What publications make the "top 10" reading list of bank chief executives and chief financial officers. While the selections vary from executive to executive, it's safe to assume that exposure drafts of proposed statement of financial accounting standards are never included.
Or is never too strong a word? What if the proposed changes in accounting practices mean that your bank will exceed its legal lending limit because a loan participation agreement no longer qualifies as a sale? What if they could change how you structure repurchase agreements or the structuring alternatives and cost of capital in your credit card or automobile securitizations as sales instead of financings?
These examples are not all inclusive, but they illustrate why bank chief executives and chief financial officers should carefully follow the Financial Accounting Standards Board's proposed standard Accounting for Transfers and Servicing of Financial Assets and Extinguishments of Liabilities, which has key business implications for many of these banking transactions. A clear understanding of the potential impact of this statement is essential if bank management is making the changes in business strategy that will be required if the statement is enacted as drafted.
Most business people agree that accounting shouldn't drive the structure of an economic transaction. However, this proposal may have exactly that result.
The board's objective in this exposure draft is to develop consistent accounting standards for securitizations and other financial transactions, including determining when financial assets should be considered sold and removed from the balance sheet. Under the approach chosen by the board, an institution would be required to recognize financial assets it controls and to derecognize (remove from the balance sheet) assets when it relinquishes control.
The board attempted to address practicality concerns by designing the "assuredly temporary" exception for short-term repurchase agreements, or "repos," and securities lending transactions. The exposure draft defines a term of greater than 90 days as not being "assuredly temporary."
Despite the board's efforts, many industry participants believe that transactions with a longer maturity term should not be treated as sales because to do so ignores the fact that these transactions are financings. The arbitrary 90-day cut-off will result in very different accounting treatment for transactions that are identical in every respect except duration, which could be as little as one day.
Furthermore, opponents to this approach believe that the board's definition of "control" is not appropriate for repo transactions, where there is a clear contractual obligation to return the securities in the future.
They believe that in repo and securities lending transactions, control is not surrendered because these transactions are generally entered into for financing purposes.
Critics of the FASB approach say the current treatment for the repos and securities lending transactions is appropriate and correctly reflects the economic substance of these transactions. They argue that the current accounting treatment clearly reflects, on the balance sheet, the asset or liability incurred as a result of entering into a repo or securities lending transaction.
Under the proposed accounting treatment, repo and securities lending transactions will result in the double-counting of assets on the books of both the borrower and the leader.
In addition, many disagree with the board's conclusion that loan participation agreements which prohibit participants from selling or pledging their participants should not be accounted for as sales. Under the exposure draft, the lead bank cannot remove certain participated loan balances from its balance sheet, and the participant will record a receivable from the lead bank on its balance sheet.
As such, the exposure draft rule would gross-up the lead bank's balance sheet, impacting legal limits, debt ratios, and capital ratios. Opponents believe that the transferability of the purchased interest should not determine the seller's accounting.

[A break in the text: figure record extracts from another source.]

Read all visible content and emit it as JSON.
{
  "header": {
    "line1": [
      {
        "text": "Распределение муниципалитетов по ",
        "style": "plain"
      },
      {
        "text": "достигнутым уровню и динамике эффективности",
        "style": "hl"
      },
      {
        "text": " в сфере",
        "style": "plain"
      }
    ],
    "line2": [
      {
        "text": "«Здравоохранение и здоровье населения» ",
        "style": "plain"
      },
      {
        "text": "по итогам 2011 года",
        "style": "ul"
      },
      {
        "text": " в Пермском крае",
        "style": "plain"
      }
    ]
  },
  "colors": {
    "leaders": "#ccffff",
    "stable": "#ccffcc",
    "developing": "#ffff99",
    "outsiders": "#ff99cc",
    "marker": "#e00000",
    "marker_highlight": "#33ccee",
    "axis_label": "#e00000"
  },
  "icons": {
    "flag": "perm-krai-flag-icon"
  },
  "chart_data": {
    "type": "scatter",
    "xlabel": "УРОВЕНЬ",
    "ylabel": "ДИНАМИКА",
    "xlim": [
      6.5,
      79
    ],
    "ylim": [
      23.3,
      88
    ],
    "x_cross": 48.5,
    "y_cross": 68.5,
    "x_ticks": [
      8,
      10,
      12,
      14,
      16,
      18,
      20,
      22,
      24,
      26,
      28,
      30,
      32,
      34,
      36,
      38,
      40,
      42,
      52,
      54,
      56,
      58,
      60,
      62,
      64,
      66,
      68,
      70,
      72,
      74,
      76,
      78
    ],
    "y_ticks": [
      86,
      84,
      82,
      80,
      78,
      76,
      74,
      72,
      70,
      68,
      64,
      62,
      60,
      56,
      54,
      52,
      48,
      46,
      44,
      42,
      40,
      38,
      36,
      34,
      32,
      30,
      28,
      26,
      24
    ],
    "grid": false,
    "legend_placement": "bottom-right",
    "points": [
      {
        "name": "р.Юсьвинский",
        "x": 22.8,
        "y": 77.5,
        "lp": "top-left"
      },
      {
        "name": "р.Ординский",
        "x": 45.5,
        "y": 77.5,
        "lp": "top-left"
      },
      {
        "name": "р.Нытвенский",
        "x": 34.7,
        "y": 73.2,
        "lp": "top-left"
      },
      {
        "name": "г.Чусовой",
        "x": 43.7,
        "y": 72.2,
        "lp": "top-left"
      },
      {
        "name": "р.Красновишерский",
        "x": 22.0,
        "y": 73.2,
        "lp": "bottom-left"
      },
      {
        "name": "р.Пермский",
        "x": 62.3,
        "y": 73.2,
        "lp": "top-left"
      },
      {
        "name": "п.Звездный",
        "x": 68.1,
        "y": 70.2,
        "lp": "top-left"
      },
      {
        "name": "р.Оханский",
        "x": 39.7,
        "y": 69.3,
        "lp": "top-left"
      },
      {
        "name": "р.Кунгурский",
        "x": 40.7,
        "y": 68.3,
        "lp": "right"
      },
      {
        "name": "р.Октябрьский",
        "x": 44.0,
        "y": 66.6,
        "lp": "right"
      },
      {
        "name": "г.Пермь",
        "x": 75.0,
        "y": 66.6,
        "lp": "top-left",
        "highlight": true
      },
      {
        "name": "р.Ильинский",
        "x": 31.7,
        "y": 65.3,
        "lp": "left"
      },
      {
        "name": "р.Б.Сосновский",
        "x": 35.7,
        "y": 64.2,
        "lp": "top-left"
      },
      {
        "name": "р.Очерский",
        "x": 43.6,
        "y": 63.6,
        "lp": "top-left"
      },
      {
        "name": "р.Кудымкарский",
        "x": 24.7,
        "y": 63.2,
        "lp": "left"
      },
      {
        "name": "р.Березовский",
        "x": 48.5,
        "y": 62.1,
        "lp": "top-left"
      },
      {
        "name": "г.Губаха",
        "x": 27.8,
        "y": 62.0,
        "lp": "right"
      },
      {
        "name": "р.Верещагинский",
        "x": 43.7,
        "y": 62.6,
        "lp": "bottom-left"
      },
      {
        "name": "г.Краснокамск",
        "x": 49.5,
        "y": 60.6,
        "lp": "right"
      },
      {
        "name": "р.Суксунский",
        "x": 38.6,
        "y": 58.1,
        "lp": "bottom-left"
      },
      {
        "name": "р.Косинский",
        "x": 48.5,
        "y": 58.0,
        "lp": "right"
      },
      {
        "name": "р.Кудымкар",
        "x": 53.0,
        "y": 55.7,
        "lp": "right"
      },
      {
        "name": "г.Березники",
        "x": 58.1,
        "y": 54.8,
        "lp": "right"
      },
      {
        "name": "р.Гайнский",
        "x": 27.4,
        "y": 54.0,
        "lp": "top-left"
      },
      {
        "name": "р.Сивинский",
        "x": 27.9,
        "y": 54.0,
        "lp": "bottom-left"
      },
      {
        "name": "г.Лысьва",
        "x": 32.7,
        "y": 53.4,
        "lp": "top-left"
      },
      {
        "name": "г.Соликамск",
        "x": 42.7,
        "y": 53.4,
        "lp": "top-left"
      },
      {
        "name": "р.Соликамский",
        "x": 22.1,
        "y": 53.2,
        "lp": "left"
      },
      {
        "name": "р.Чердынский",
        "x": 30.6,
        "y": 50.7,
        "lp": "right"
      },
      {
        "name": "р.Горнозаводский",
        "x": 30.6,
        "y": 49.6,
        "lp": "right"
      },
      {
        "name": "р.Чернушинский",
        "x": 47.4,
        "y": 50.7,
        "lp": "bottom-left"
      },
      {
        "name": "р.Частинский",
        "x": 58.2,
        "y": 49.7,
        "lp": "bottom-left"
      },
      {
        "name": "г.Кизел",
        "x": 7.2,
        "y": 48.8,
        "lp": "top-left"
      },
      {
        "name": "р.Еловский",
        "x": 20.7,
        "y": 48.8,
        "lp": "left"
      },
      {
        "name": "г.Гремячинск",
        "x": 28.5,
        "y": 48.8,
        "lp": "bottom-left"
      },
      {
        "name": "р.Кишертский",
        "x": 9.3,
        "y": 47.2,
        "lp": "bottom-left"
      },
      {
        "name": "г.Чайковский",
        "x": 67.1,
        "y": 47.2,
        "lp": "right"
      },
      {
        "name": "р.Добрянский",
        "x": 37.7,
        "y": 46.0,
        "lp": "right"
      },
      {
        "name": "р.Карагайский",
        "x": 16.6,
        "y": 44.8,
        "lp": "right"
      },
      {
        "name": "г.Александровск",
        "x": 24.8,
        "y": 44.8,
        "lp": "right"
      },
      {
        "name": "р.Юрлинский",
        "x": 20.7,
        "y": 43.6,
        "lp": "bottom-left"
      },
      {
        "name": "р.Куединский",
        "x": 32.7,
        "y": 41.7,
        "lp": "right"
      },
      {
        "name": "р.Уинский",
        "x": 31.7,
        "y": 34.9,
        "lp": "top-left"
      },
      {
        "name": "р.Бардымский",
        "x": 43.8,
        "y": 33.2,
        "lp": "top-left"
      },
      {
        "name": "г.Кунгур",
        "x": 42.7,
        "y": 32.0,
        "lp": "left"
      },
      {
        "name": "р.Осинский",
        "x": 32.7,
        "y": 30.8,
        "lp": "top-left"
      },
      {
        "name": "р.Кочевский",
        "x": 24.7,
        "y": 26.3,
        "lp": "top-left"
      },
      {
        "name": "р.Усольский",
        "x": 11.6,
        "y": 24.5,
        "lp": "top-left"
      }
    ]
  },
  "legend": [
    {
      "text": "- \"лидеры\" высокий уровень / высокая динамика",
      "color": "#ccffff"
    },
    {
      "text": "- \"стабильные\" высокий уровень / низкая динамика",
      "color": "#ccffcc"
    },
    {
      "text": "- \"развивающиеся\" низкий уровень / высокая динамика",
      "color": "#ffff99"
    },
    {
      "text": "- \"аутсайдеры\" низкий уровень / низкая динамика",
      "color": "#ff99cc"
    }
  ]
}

Regulators will need to evaluate how the proposed changes on repurchase agreements, securities lending, and loan participations will affect call report instructions and risk-based capital requirements.

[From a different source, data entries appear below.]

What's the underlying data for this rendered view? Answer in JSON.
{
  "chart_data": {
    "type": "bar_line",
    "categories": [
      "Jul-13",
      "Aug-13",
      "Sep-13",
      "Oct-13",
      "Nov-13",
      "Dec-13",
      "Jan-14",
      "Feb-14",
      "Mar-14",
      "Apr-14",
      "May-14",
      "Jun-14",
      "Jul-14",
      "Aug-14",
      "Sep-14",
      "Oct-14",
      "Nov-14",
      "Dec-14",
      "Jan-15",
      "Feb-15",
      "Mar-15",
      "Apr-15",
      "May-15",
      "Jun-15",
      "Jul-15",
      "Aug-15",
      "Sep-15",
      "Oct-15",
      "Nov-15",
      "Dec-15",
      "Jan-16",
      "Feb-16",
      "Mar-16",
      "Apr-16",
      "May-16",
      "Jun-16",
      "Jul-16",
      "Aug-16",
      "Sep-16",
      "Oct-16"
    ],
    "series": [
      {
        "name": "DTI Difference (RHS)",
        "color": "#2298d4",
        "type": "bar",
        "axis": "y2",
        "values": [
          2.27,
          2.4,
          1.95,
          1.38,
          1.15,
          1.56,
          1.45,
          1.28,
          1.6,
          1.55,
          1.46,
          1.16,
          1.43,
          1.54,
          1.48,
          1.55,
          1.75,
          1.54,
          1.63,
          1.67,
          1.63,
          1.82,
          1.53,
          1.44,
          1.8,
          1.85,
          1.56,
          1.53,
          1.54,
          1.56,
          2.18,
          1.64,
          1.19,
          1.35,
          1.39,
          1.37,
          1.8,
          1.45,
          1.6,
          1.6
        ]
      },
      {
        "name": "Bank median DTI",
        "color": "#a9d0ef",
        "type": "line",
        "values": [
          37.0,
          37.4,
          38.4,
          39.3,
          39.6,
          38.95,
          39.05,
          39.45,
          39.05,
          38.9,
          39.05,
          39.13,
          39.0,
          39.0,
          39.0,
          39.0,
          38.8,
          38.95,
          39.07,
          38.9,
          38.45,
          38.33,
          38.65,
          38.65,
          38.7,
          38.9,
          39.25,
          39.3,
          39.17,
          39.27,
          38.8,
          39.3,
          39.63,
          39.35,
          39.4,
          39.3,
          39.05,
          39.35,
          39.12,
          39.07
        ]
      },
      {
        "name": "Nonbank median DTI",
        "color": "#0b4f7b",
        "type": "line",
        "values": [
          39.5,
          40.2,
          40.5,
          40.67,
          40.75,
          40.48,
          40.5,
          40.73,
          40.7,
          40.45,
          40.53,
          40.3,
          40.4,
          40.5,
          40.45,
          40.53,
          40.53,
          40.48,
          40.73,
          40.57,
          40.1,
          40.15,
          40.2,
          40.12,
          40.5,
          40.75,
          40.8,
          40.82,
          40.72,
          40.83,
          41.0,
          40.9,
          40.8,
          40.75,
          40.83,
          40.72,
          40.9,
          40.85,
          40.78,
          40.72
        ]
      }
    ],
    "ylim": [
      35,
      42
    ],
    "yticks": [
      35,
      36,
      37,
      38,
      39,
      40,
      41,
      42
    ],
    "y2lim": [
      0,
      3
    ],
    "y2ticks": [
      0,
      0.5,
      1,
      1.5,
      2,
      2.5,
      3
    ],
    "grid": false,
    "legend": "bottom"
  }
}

For example, the Call Report Glossary contains a general rule that repurchase and resale agreements are to be reported as borrowings and loans, respectively. Securities sold under agreements to repurchase at maturity in one business day (or those under a continuing contract) are reported as federal funds purchased. Those that mature in more than one business day are reported as securities sold under agreements to repurchase.
The banking agencies currently measure a bank's adherence to legal lending limits using on-balance-sheet loan amounts under generally accepted accounting principles. As noted earlier, if certain loan participations must remain on the lead bank's balance sheet, the lead bank could quickly reach its limits.
While a loan participation agreement may restrict the participant's ability to sell or repledge the participation, the participant still must absorb all losses on the loan participation and cannot pass credit risk back to the lead bank. However, it is uncertain how the agencies will react to this proposed change in GAAP.
Financial institutions and other issuers will need to identify all transactions that could potentially be affected by the statement, examine operational, tax, systems, capital, balance sheet structure,and other business issues, and research new financing structures to meet customer needs.
Mr. Ward is national director and Mr. Brezovec national director of accounting of the financial services practice of Ernst & Young, New York.